Included in the budget request were additional speed cushions and associated set ups, and two more radar speed limit signs to place at the Whalebone junction area for the summer season. The total budget request for $28,356 was approved.
A big change coming to all west side Nags neighborhoods is a speed reduction from 25 mph down to 20 mph. Following a request from the residents of the Village at Nags Head to lower the speed limit, staff began looking into safety statistics for pedestrians, as all Nags Head neighborhoods experience heavy foot and bicycle traffic.
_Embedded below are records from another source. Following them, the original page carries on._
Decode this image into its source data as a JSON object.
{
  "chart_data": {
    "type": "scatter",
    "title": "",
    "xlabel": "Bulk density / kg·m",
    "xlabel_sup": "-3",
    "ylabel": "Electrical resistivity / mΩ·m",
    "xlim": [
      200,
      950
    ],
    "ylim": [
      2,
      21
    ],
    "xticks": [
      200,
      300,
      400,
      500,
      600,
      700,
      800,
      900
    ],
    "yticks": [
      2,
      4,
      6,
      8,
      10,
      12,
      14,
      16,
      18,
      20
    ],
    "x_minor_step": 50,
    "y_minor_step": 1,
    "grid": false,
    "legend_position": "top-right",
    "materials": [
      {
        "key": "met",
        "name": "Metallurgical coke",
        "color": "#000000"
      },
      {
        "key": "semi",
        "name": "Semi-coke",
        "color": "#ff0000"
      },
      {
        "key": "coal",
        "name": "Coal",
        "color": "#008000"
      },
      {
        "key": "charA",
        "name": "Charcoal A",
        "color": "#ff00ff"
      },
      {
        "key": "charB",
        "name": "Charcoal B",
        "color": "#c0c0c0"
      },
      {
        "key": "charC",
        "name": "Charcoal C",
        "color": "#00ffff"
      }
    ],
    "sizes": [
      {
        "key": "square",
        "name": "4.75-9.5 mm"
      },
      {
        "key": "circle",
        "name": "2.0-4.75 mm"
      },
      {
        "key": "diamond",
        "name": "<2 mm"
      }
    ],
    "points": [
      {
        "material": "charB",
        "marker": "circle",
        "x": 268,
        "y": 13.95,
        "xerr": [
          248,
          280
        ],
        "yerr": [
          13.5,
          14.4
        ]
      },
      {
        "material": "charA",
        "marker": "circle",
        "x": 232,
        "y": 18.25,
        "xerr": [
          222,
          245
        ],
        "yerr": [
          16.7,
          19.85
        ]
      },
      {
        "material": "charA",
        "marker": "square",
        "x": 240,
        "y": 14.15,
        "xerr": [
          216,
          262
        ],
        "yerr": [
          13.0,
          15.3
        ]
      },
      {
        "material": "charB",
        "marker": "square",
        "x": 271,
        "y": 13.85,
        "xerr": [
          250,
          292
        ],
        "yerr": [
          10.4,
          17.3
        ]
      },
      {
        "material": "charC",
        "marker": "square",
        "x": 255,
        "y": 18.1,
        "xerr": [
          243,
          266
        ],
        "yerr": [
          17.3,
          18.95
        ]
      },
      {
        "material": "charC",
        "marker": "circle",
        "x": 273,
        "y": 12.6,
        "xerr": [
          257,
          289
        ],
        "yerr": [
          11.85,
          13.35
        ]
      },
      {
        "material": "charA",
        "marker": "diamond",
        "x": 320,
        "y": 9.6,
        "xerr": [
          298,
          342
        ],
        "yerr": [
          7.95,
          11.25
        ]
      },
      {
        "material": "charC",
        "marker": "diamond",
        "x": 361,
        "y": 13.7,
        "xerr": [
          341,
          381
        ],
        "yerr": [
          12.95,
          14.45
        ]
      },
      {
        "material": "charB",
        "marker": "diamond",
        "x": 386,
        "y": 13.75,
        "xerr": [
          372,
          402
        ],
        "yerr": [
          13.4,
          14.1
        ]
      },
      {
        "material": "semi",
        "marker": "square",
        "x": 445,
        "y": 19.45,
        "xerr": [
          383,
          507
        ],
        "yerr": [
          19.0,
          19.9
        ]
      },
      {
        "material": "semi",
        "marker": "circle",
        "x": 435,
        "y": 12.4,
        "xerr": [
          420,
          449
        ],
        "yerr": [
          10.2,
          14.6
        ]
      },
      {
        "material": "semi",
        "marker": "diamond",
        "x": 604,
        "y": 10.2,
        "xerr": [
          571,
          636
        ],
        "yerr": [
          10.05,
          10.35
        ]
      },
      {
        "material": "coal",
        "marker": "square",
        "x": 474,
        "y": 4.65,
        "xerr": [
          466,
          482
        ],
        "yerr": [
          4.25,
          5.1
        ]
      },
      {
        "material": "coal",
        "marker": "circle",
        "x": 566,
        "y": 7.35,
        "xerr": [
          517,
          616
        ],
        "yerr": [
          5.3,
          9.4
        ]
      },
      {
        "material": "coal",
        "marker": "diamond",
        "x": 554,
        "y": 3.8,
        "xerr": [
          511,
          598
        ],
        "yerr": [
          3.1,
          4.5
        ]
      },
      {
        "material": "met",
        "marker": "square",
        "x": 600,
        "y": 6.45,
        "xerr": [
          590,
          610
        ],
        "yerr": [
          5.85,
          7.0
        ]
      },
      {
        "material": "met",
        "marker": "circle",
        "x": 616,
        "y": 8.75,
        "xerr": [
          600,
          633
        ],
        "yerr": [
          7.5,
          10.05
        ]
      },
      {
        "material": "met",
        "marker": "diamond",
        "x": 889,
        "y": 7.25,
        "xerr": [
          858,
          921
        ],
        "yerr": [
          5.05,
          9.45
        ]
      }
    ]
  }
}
In a memo from Police Chief Phil Webster citing a National Highway Traffic Safety Administration study, “5 percent of pedestrians would die when struck by a vehicle traveling 20 mph at impact; about 40 percent would die for vehicles traveling 30 mph at impact; 80 percent at 40 mph; and nearly 100 percent would die when struck by vehicles traveling at speeds over 50 mph at impact.”
All new signage is expected to be in place by June 1.
Commissioners adopted an updated and GIS-digitized traffic control map to replace the paper copy that town staff has been manually updated for many years. “This new version is a result of a concerted effort by the Town Clerk’s Office, staff members, and police officers who have all provided valuable input. The map will provide a baseline digital version that can easily be updated,” said Garman’s agenda item summary.